Obama pick for Justice post withdraws.

Obama's nominee to head the Justice Department's Office of Legal Counsel, Dawn Johnsen, has withdrawn her nomination after several Republicans objected to her criticisms of the Bush regime torture policy.

Dawn Johnsen's withdrawal - a setback for the Obama administration - was announced late Friday by the White House on a day the capital's legal and political elites were absorbed in the news that Justice John Paul Stevens would retire from the Supreme Court.

The Senate Judiciary Committee had recommended Johnsen's confirmation on party-line votes.

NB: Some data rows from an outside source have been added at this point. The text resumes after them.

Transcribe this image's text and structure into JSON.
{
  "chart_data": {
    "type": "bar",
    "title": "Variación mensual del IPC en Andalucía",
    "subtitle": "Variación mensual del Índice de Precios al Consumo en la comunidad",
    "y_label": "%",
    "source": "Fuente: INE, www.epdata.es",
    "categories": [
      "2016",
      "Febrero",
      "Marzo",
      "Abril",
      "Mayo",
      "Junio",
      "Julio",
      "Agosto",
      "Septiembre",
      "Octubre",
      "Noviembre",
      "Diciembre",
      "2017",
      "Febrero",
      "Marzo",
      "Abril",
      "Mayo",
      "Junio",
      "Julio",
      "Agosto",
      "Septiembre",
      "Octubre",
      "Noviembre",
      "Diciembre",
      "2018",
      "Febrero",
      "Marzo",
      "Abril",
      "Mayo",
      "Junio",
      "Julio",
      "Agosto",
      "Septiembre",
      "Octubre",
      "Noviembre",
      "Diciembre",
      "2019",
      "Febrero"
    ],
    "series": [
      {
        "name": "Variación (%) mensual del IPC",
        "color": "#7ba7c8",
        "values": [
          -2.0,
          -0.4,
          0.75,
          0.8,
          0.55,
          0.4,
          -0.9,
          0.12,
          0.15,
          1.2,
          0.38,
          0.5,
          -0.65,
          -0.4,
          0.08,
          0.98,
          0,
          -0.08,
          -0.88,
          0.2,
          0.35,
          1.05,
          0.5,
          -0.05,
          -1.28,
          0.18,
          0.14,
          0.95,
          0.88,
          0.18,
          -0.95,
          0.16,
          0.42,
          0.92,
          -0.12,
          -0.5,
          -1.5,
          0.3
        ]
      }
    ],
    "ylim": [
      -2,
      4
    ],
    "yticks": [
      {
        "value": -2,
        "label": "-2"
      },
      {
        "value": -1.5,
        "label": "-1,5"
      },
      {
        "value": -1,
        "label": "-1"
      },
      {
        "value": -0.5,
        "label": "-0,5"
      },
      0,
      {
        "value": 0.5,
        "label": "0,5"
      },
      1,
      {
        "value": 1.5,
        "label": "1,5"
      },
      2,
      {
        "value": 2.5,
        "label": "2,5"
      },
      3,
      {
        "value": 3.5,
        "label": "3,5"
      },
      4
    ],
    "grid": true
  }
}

But several Republicans objected to her sharp criticisms of terrorist interrogation policies under President George W. Bush, and the full Senate never voted on her nomination.
The decision about who should lead the little-known office became a political flashpoint because of the controversies surrounding Bush-era interrogations of terror suspects.
The Office of Legal Counsel is supposed to give "impartial legal advice and constitutional analysis to the executive branch." In other words, to tell the president what is legal and what is not, rather than what he wants to hear.

The Republicans have objected because Johnsen has pointed out that the advice given by Yoo, Bybee and others was factually wrong.

I'd go further, in fact, and say that the advice they gave was criminal and that they should have been disbarred. The Obama administration would only concede that their advice was the result of poor judgement, not professional misconduct. That finding was generous in the extreme.

But the world is now totally upside down when the person who said they were wrong is considered too controversial to occupy that position. Would it be such a bad thing to have the Office of Legal Counsel led by someone who had read the law properly at a time when Yoo, Bybee and others were getting it so dreadfully wrong?